Третий господин произнес:
— Он, пожалуй, так стар, что подлизывается к молодым.
— Да, точно, черт возьми!
— Но всего в этой жизни не получишь, — сказал тот, что с усами.
— Нет!
Они продолжали беседовать, спокойно и вдумчиво, казалось, они привыкли так беседовать между собой, но спорить больше не желали. Они просто излагали факты. Например, они ни слова не говорили об искусстве, разговор касался больше повышения платы за квартиру, того или иного конкурса, результат которого оказался несправедливым, хотя ведь нечего и ожидать, что…
Но, когда бабушка, очаровательно совершая свой очередной обход гостей, оказывалась поблизости, они оживлялись и преисполнялись учтивости, словно настоящие кавалеры. Юнне не произносил ни слова, но я видела, что ему необычайно интересно. Ни один из них не обращал на нас особого внимания, но они следили за тем, чтобы наши стаканы то и дело наполнялись, и любезно предоставили мне место чуть поближе к столу. Их манера вести разговор вселяла спокойствие. Мы сидели словно на мирном заповедном острове, никто из них не спрашивал, чем мы занимаемся, они позволили нам сохранить анонимность. Праздник вокруг нас был уже в полном разгаре, и в комнате казалось совсем сумеречно. Дети исчезли. Вдруг кто-то зажег люстру, и тут же внесли пироги. Тот, кого звали Юксу, поднялся, мы все вместе встали, и так уж это получилось, вышли в тамбур сплоченной группкой, а после неслыханных реверансов, почтительных поклонов и откровенных любезностей в адрес бабушки спустились на лифте вниз. Но она успела мне шепнуть:
— Не приглашай их! Их трое, а у вас нет денег.

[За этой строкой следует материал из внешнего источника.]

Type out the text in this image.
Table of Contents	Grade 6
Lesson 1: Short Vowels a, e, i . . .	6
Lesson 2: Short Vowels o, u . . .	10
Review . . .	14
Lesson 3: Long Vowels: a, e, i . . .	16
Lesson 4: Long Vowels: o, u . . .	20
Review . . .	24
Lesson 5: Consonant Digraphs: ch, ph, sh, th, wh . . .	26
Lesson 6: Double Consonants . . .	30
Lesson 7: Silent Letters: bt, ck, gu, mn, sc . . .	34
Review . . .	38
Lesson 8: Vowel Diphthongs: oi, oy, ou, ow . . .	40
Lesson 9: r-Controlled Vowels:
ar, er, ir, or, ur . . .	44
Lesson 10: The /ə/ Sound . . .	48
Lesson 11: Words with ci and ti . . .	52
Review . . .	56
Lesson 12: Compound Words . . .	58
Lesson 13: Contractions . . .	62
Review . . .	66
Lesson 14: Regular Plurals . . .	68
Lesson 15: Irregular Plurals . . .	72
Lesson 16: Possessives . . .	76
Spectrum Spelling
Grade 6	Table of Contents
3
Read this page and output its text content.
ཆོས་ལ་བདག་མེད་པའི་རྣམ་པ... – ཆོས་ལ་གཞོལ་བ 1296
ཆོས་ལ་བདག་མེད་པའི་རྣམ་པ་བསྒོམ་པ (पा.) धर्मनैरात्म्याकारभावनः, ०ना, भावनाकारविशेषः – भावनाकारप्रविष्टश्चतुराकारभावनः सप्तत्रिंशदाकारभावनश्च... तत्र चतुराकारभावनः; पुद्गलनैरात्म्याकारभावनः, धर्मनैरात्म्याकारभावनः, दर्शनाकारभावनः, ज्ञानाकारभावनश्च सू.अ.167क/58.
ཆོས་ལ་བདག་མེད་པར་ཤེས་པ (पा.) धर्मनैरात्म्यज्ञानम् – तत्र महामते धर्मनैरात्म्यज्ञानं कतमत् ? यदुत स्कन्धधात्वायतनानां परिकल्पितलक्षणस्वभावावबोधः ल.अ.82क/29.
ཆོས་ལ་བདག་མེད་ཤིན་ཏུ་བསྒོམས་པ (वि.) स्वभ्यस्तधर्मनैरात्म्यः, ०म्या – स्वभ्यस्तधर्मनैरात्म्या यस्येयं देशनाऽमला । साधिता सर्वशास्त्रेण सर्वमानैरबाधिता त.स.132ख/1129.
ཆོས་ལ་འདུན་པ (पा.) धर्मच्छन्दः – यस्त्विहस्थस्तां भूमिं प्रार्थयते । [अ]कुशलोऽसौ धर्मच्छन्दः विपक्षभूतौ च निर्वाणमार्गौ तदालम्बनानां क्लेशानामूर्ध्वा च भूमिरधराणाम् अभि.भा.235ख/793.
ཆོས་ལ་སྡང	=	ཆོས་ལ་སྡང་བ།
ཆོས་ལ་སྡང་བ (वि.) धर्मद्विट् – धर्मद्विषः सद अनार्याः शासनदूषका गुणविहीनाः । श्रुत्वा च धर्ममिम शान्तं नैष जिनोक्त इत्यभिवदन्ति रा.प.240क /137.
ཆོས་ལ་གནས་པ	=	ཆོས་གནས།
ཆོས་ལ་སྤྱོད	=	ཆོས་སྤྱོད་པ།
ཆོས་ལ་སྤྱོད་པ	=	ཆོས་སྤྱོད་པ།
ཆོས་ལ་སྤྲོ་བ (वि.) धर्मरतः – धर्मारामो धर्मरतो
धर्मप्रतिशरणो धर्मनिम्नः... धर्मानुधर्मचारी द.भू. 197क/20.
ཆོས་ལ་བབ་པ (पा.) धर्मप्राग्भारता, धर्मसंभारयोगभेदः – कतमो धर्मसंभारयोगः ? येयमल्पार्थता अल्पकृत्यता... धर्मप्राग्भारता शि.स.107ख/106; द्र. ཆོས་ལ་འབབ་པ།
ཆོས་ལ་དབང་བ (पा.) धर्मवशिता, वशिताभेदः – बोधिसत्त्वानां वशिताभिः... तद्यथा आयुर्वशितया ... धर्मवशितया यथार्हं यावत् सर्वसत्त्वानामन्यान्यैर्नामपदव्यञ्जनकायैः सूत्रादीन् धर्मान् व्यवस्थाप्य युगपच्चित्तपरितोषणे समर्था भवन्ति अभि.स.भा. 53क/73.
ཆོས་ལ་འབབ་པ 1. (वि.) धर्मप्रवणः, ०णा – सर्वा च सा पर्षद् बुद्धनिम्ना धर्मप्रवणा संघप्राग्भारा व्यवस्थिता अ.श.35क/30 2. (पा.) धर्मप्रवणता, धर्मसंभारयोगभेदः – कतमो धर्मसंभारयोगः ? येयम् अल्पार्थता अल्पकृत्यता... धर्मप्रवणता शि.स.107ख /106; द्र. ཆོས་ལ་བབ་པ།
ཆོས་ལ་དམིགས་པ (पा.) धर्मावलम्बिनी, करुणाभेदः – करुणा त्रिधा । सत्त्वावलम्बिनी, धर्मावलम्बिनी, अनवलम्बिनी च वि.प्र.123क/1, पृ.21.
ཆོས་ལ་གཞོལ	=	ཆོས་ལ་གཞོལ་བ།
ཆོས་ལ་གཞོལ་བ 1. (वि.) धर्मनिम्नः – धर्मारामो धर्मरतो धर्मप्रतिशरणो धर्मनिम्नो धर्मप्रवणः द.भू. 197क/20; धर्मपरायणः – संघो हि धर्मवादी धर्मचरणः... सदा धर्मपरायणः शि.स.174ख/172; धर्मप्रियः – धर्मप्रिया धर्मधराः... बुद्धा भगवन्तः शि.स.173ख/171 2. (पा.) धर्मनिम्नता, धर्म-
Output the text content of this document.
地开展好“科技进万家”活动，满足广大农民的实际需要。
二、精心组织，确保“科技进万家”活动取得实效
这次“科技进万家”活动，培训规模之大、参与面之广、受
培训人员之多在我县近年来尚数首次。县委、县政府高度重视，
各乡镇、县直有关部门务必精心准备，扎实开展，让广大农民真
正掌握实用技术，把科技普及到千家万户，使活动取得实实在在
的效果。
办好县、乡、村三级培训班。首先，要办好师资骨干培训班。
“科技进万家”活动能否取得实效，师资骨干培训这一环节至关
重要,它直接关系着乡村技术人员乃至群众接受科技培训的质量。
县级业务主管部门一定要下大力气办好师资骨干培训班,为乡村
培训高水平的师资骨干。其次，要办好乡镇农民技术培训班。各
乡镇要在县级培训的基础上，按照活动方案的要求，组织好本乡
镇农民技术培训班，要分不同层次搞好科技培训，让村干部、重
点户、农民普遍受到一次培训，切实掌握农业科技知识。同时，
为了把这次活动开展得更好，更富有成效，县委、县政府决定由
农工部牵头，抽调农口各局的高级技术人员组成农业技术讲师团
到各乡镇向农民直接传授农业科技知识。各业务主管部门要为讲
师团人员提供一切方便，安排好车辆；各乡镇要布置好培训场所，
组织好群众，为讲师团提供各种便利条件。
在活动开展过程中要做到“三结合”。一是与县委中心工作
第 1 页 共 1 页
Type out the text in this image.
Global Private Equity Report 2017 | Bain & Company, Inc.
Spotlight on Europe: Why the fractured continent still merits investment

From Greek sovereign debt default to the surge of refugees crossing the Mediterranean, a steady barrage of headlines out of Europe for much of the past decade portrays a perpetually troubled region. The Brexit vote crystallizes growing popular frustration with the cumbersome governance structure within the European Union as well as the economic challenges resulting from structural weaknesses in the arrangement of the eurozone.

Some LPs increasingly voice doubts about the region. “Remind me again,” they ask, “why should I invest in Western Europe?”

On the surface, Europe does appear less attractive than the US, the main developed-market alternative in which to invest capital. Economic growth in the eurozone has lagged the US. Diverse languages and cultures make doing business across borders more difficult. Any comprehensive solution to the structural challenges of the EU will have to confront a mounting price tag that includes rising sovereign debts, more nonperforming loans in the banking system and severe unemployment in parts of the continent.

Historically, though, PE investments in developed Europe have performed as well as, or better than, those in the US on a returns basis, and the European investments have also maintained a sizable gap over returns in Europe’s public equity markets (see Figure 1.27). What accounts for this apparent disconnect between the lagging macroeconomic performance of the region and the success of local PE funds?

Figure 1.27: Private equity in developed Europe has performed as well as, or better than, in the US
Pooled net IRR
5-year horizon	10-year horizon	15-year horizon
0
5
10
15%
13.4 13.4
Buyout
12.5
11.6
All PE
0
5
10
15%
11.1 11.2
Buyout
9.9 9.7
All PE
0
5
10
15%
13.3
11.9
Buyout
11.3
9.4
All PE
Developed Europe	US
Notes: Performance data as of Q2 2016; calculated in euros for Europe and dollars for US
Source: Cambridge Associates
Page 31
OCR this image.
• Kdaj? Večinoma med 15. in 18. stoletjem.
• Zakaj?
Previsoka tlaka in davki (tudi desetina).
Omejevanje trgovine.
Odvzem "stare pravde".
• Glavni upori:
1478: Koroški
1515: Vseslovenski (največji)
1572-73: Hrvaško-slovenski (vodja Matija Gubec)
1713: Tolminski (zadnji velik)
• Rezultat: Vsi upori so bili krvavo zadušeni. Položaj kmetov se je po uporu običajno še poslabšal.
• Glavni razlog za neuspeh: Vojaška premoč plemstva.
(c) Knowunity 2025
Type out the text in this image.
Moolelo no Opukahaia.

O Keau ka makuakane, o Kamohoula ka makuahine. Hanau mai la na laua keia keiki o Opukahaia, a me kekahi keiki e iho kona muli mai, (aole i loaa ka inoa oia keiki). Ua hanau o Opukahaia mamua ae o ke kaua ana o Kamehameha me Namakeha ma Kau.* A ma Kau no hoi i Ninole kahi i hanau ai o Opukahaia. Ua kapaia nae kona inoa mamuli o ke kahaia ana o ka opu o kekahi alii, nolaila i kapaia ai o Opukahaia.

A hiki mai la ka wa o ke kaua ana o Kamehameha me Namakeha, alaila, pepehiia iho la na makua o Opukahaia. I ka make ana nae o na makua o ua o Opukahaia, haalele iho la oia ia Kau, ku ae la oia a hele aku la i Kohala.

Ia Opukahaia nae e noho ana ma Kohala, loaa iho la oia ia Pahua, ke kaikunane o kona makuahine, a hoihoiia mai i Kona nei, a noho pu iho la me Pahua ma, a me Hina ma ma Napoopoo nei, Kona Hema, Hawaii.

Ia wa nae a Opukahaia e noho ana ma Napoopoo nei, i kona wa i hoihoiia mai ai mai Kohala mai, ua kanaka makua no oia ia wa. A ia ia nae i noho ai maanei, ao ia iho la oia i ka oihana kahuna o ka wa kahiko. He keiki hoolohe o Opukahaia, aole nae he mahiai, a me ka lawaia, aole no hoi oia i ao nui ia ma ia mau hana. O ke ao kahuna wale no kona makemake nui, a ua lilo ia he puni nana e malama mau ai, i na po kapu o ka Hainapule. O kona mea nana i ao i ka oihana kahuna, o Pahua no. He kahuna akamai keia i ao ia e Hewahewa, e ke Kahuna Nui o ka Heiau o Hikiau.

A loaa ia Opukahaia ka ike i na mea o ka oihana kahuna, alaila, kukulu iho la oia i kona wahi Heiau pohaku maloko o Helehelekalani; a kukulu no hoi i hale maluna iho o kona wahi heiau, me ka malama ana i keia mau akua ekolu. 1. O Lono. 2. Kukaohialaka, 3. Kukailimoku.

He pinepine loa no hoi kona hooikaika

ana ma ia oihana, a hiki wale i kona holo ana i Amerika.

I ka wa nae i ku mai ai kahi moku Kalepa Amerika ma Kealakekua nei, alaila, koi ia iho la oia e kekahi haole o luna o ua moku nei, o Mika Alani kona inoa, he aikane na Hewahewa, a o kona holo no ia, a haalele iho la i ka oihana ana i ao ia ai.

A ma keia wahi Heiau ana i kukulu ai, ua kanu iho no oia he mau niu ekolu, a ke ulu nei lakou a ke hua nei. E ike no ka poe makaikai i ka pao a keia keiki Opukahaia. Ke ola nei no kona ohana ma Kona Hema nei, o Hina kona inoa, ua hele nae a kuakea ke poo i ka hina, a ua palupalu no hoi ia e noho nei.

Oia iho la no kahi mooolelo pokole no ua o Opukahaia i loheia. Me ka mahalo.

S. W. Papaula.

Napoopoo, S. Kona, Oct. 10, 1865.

Хотя она наверняка видела, что ее бутылка виски спрятана у Юксу под пальто.
Когда мы вышли на улицу, было холодно. И ужасно тихо. Ни машин, ни людей, лишь этот поразительный полусвет, что несет с собой весенняя ночь.
После довольно долгого молчания мы представились друг другу. Их звали Кеке и Юксу, а того, что с усами, — Вильхельм.
— Пройдемся, — предложил он. Спустимся вниз. Но не в наше обычное место!
— Нет, — возразил Кеке. — У них теперь неуютно. Пойдем присядем где-нибудь, а там посмотрим. Обратившись ко мне, он на редкость дружелюбно спросил:
— Вы давно живете вместе?
— Два месяца, — ответила я. — Вернее, почти два с половиной.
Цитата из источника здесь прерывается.